David Lyon, an EDF scientist who was among the many authors of the report, said that, since the report came out, he had been hearing “mostly positive things” from those in the industry.
“While a lot of (oil) companies and trade organizations may disagree on the role of regulators, they see methane (emissions) is a problem and needs to be reduced,” Lyon said. EDF supports regulations requiring methane reduction efforts because while some big, high-profile companies are making it a priority, many smaller operators are not.
EDF estimates that nearly 85% of the 13 million metric tons of methane emissions occurred in the field, at the well, or during gathering and processing (plus or minus 2 million metric tons of the total amount). It valued the lost gas at about $2 billion, or enough to heat about 10 million US houses, based on average consumption.
Older wells with marginal production have a higher loss rate, which Lyon said likely was likely because of them getting less attention. While new technology will help, a lot of leaks can be avoided using standard maintenance methods.
“Most sources in a given population usually recorded lower emissions, an indication that companies can effectively control emissions with available technology,” according to an EDF summary.
Up and Down
The big factor in the higher EDF emission estimate is what it calls super emitters. A lot of methane comes from relatively few sites. Its aerial survey of about 8,000 production sites found that about 4% of them had one or more high-emission rate plumes, according to the paper in Science.

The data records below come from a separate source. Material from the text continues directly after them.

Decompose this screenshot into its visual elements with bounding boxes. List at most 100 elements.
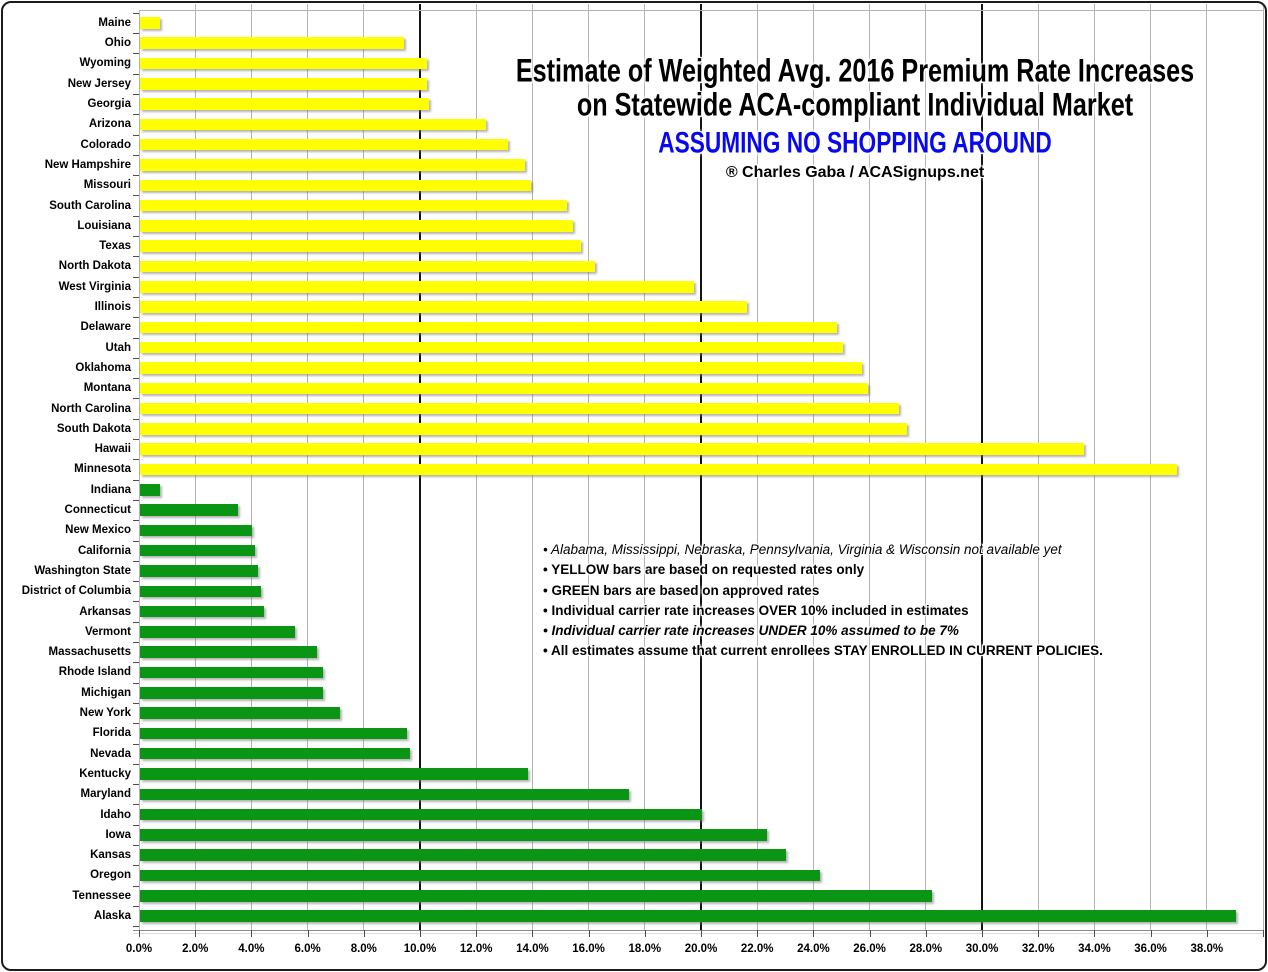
state-label: Kansas bbox=[90, 849, 131, 862]
x-axis-tick bbox=[925, 930, 927, 937]
state-label: South Carolina bbox=[49, 199, 131, 212]
chart-notes: • Alabama, Mississippi, Nebraska, Pennsy… bbox=[543, 540, 1103, 662]
y-axis-tick bbox=[133, 560, 139, 562]
x-tick-label: 16.0% bbox=[572, 943, 605, 955]
y-axis-tick bbox=[133, 926, 139, 928]
note-not-available: • Alabama, Mississippi, Nebraska, Pennsy… bbox=[543, 542, 1062, 557]
y-axis-tick bbox=[133, 885, 139, 887]
chart-title-line1: Estimate of Weighted Avg. 2016 Premium R… bbox=[515, 53, 1195, 90]
y-axis-tick bbox=[133, 398, 139, 400]
bar-new-mexico bbox=[140, 524, 253, 537]
bar-maryland bbox=[140, 788, 629, 800]
y-axis-tick bbox=[133, 114, 139, 116]
bar-montana bbox=[140, 382, 868, 394]
bar-louisiana bbox=[140, 220, 573, 232]
y-axis-tick bbox=[133, 134, 139, 136]
y-axis-tick bbox=[133, 845, 139, 846]
bar-south-dakota bbox=[140, 423, 908, 435]
bar-connecticut bbox=[140, 504, 239, 516]
bar-georgia bbox=[140, 98, 430, 110]
y-axis-tick bbox=[133, 784, 139, 786]
x-axis-tick bbox=[869, 930, 871, 937]
y-axis-tick bbox=[133, 743, 139, 745]
y-axis-tick bbox=[133, 804, 139, 806]
bar-texas bbox=[140, 240, 582, 252]
bar-iowa bbox=[140, 829, 767, 841]
x-axis-tick bbox=[644, 930, 646, 937]
note-green-bars: • GREEN bars are based on approved rates bbox=[543, 582, 820, 598]
y-axis-tick bbox=[133, 682, 139, 684]
state-label: Missouri bbox=[83, 179, 131, 192]
x-tick-label: 36.0% bbox=[1134, 943, 1167, 955]
state-label: Washington State bbox=[34, 564, 131, 577]
bar-west-virginia bbox=[140, 281, 694, 293]
bar-new-york bbox=[140, 707, 340, 719]
state-label: Florida bbox=[92, 727, 131, 740]
x-tick-label: 26.0% bbox=[853, 943, 886, 955]
y-axis-tick bbox=[133, 905, 139, 907]
chart-title-line2: on Statewide ACA-compliant Individual Ma… bbox=[576, 87, 1134, 124]
bar-district-of-columbia bbox=[140, 585, 261, 597]
state-label: New Mexico bbox=[65, 524, 131, 537]
y-axis-tick bbox=[133, 540, 139, 542]
x-axis-tick bbox=[363, 930, 365, 937]
y-axis-tick bbox=[133, 459, 139, 461]
x-axis-tick bbox=[1038, 930, 1040, 937]
state-label: Tennessee bbox=[72, 889, 131, 902]
bar-oklahoma bbox=[140, 362, 863, 374]
y-axis-tick bbox=[133, 215, 139, 217]
y-axis-tick bbox=[133, 642, 139, 643]
state-label: Colorado bbox=[80, 138, 131, 151]
bar-indiana bbox=[140, 484, 160, 496]
bar-idaho bbox=[140, 808, 702, 821]
bar-kansas bbox=[140, 849, 787, 861]
y-axis-tick bbox=[133, 378, 139, 380]
y-axis-tick bbox=[133, 824, 139, 826]
state-label: Kentucky bbox=[79, 767, 131, 780]
state-label: Alaska bbox=[93, 910, 131, 923]
bar-ohio bbox=[140, 37, 405, 49]
bar-kentucky bbox=[140, 768, 528, 780]
state-label: Texas bbox=[99, 240, 131, 253]
state-label: Arizona bbox=[88, 118, 131, 131]
state-label: Vermont bbox=[84, 625, 131, 638]
x-tick-label: 20.0% bbox=[684, 943, 718, 955]
y-axis-tick bbox=[133, 581, 139, 583]
state-label: Nevada bbox=[90, 747, 131, 760]
bar-rhode-island bbox=[140, 666, 323, 679]
plot-top-border bbox=[139, 10, 1263, 11]
y-axis-tick bbox=[133, 418, 139, 420]
state-label: Iowa bbox=[105, 828, 131, 841]
y-axis-tick bbox=[133, 195, 139, 197]
y-axis-tick bbox=[133, 479, 139, 481]
x-axis-tick bbox=[195, 930, 197, 937]
state-label: Utah bbox=[105, 341, 131, 354]
x-tick-label: 30.0% bbox=[965, 943, 999, 955]
bar-massachusetts bbox=[140, 646, 318, 658]
state-label: North Carolina bbox=[51, 402, 131, 415]
state-label: Illinois bbox=[94, 301, 131, 314]
x-axis-tick bbox=[813, 930, 815, 937]
x-axis-tick bbox=[1263, 930, 1264, 937]
bar-nevada bbox=[140, 747, 410, 760]
state-label: Louisiana bbox=[77, 219, 131, 232]
bar-michigan bbox=[140, 687, 323, 699]
y-axis-tick bbox=[133, 12, 139, 14]
x-axis-tick bbox=[251, 930, 253, 937]
state-label: Maine bbox=[98, 16, 131, 29]
y-axis-tick bbox=[133, 33, 139, 34]
bar-north-carolina bbox=[140, 402, 899, 415]
state-label: Ohio bbox=[104, 37, 131, 50]
x-tick-label: 2.0% bbox=[182, 943, 209, 955]
state-label: North Dakota bbox=[58, 260, 131, 273]
plot-right-border bbox=[1263, 4, 1264, 930]
bar-florida bbox=[140, 727, 407, 740]
state-label: Indiana bbox=[90, 483, 131, 496]
state-label: Minnesota bbox=[74, 463, 131, 476]
x-tick-label: 6.0% bbox=[294, 943, 321, 955]
note-yellow-bars: • YELLOW bars are based on requested rat… bbox=[543, 562, 865, 578]
note-over-10: • Individual carrier rate increases OVER… bbox=[543, 602, 969, 618]
chart-subtitle: ASSUMING NO SHOPPING AROUND bbox=[658, 126, 1052, 160]
y-axis-tick bbox=[133, 499, 139, 501]
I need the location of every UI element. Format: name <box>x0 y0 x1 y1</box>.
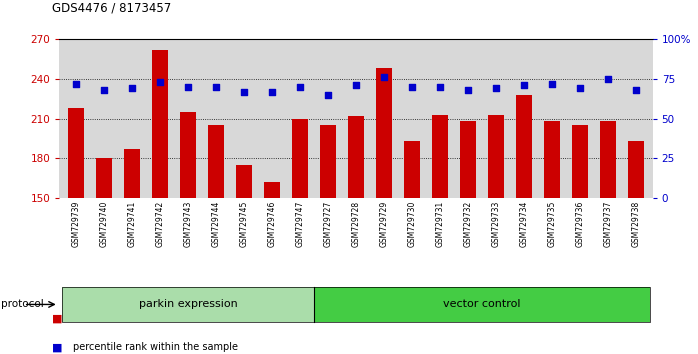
Bar <box>572 125 588 198</box>
Point <box>98 87 110 93</box>
Point <box>378 74 389 80</box>
Text: count: count <box>73 314 101 324</box>
Bar <box>544 121 560 198</box>
Bar <box>96 159 112 198</box>
Point <box>350 82 362 88</box>
Text: parkin expression: parkin expression <box>139 299 237 309</box>
Text: ■: ■ <box>52 342 63 352</box>
Bar <box>237 165 252 198</box>
Bar <box>152 50 168 198</box>
Bar <box>460 121 475 198</box>
Text: GDS4476 / 8173457: GDS4476 / 8173457 <box>52 1 172 14</box>
Bar <box>124 149 140 198</box>
Bar <box>432 115 447 198</box>
Bar <box>628 141 644 198</box>
Bar <box>348 116 364 198</box>
Point <box>126 86 138 91</box>
Point <box>406 84 417 90</box>
Point <box>239 89 250 95</box>
Text: vector control: vector control <box>443 299 521 309</box>
Text: ■: ■ <box>52 314 63 324</box>
Point <box>547 81 558 86</box>
Bar <box>68 108 84 198</box>
Bar <box>320 125 336 198</box>
Point <box>434 84 445 90</box>
Text: protocol: protocol <box>1 299 44 309</box>
Point <box>490 86 501 91</box>
Point <box>462 87 473 93</box>
Text: percentile rank within the sample: percentile rank within the sample <box>73 342 238 352</box>
Bar <box>404 141 419 198</box>
Point <box>322 92 334 98</box>
Bar <box>488 115 503 198</box>
Point <box>574 86 586 91</box>
Point <box>602 76 614 82</box>
Bar <box>292 119 308 198</box>
Bar <box>600 121 616 198</box>
Bar <box>180 112 195 198</box>
Point <box>154 79 165 85</box>
Bar <box>517 95 532 198</box>
Bar <box>376 68 392 198</box>
Point <box>70 81 82 86</box>
Bar <box>265 182 280 198</box>
Point <box>295 84 306 90</box>
Point <box>519 82 530 88</box>
Point <box>182 84 193 90</box>
Point <box>211 84 222 90</box>
Point <box>267 89 278 95</box>
Bar <box>209 125 224 198</box>
Point <box>630 87 641 93</box>
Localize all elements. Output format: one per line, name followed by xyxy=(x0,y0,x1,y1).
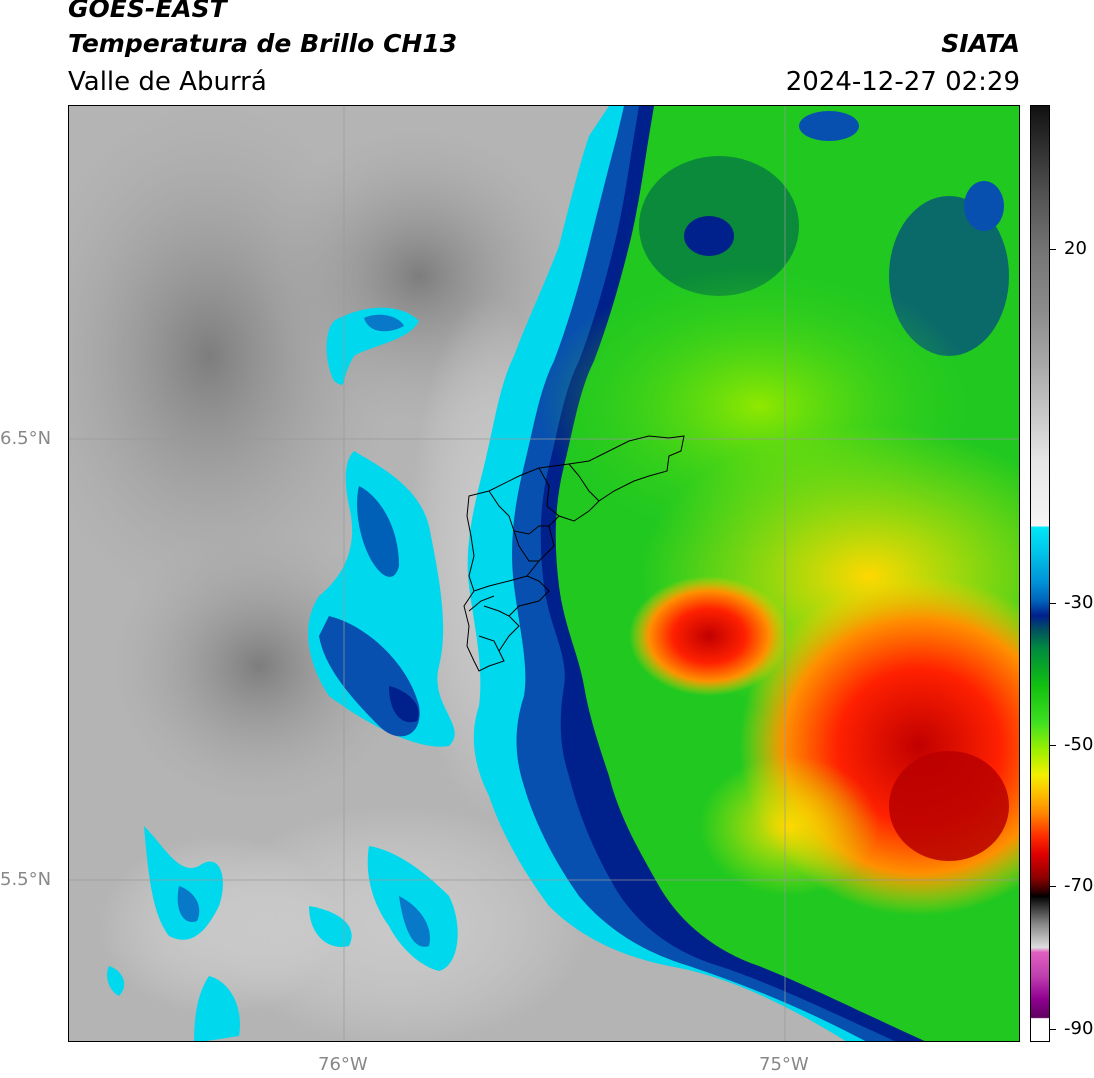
lat-label-5-5: 5.5°N xyxy=(0,869,52,890)
region-label: Valle de Aburrá xyxy=(68,67,267,97)
cold-top-top xyxy=(799,111,859,141)
colorbar xyxy=(1030,105,1050,1042)
colorbar-tick xyxy=(1050,745,1056,746)
gridlines xyxy=(69,106,1019,1041)
cold-top-n xyxy=(684,216,734,256)
isolated-cells xyxy=(107,307,458,1041)
cold-top-ne xyxy=(964,181,1004,231)
colorbar-label-minus90: -90 xyxy=(1064,1018,1094,1039)
product-title: Temperatura de Brillo CH13 xyxy=(68,29,458,58)
deep-red-core xyxy=(889,751,1009,861)
red-cell-center xyxy=(629,576,789,696)
colorbar-label-minus30: -30 xyxy=(1064,592,1094,613)
municipal-boundaries xyxy=(463,435,685,672)
datetime-label: 2024-12-27 02:29 xyxy=(785,67,1020,97)
yellow-cell-south xyxy=(699,756,879,896)
colorbar-label-minus70: -70 xyxy=(1064,875,1094,896)
lon-label-76w: 76°W xyxy=(318,1054,368,1075)
colorbar-tick xyxy=(1050,1029,1056,1030)
colorbar-label-minus50: -50 xyxy=(1064,734,1094,755)
colorbar-tick xyxy=(1050,603,1056,604)
lat-label-6-5: 6.5°N xyxy=(0,428,52,449)
colorbar-label-20: 20 xyxy=(1064,238,1087,259)
colorbar-tick xyxy=(1050,249,1056,250)
colorbar-tick xyxy=(1050,886,1056,887)
satellite-map[interactable] xyxy=(68,105,1020,1042)
satellite-title: GOES-EAST xyxy=(68,0,227,23)
map-canvas xyxy=(69,106,1019,1041)
agency-label: SIATA xyxy=(941,29,1020,58)
lon-label-75w: 75°W xyxy=(759,1054,809,1075)
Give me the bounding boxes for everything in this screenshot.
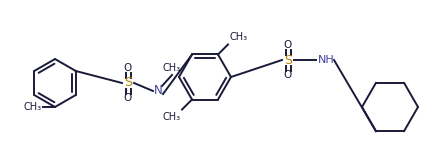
Text: O: O (284, 40, 292, 50)
Text: CH₃: CH₃ (163, 63, 181, 73)
Text: S: S (284, 53, 292, 66)
Text: S: S (124, 77, 132, 89)
Text: O: O (124, 93, 132, 103)
Text: CH₃: CH₃ (229, 33, 247, 42)
Text: O: O (284, 70, 292, 80)
Text: CH₃: CH₃ (24, 102, 42, 112)
Text: CH₃: CH₃ (163, 112, 181, 121)
Text: N: N (154, 84, 162, 98)
Text: NH: NH (318, 55, 335, 65)
Text: O: O (124, 63, 132, 73)
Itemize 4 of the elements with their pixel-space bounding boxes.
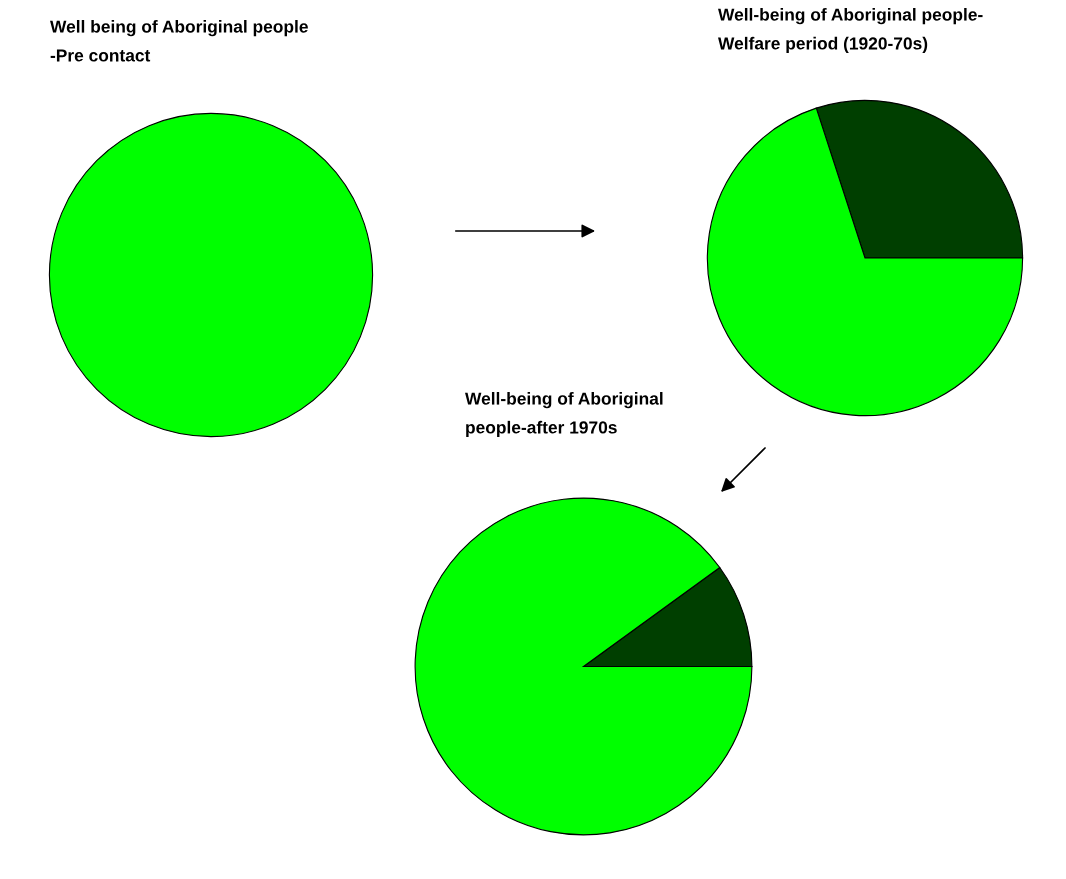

In 90% of those cases, the source was liquid storage tank hatches or vents. The paper blamed the leaks on “abnormal operating conditions” such as operator errors or mechanical failures. The cause may be designs that are not able to handle peak production rates.
The paper also said the amounts observed were too large for what is expected during routine operations, such as liquid unloading. Tanks used for gas gathering were also a significant source of methane emissions. Storage tank measurements are on a list of eight CAMS research areas.
Wide area atmospheric surveys, known as top-down surveys, were used by EDF to adjust the results of wellsite visits, where it set up methane detection instruments downwind from production facilities without notifying operators. Observations from planes or towers can reveal abnormally high leaks missed by sporadic site visits, but establishing the source on the ground is difficult.
The EPA measurements are based on ground measurements, known as bottom-up surveys, with cooperative operators. Its wellsite visits use methane detection devices to spot and measure leaks. These surveys help to develop statistics for average emission rates.
This method has highlighted losses from poorly maintained equipment or old pneumatic-powered devices, which are designed to leak small amounts of gas when working. Visiting selected sites from cooperative operators is good for observing how equipment is likely to perform but is prone to undercount sporadic events, such as leaking tanks.
On the other hand, interpreting aerial data gets tricky. As the observer moves away from the wellhead, determining the source of methane detected becomes more difficult because of wind, temperature effects, and the possibility of multiple sources, particularly farm animals. The complexities have made top-down methods an active area for research.
In the time EDF has been working on its estimate of US methane emissions, the problem has evolved. When it began in 2012, EDF targeted several large producing areas—three early shale plays (the Barnett, Fayetteville, and Haynesville); a coal seam gas play (the San Juan); a small slice of the Marcellus play in northeast Pennsylvania; the first big unconventional oil play (the Bakken); and three smaller plays with oil (Unita, Weld County, and West Arkoma).
The study covered areas producing approximately 30% of US gas, and results did not vary much from play to play. Lyon said his organization is considering how to approach methane emissions in the Permian.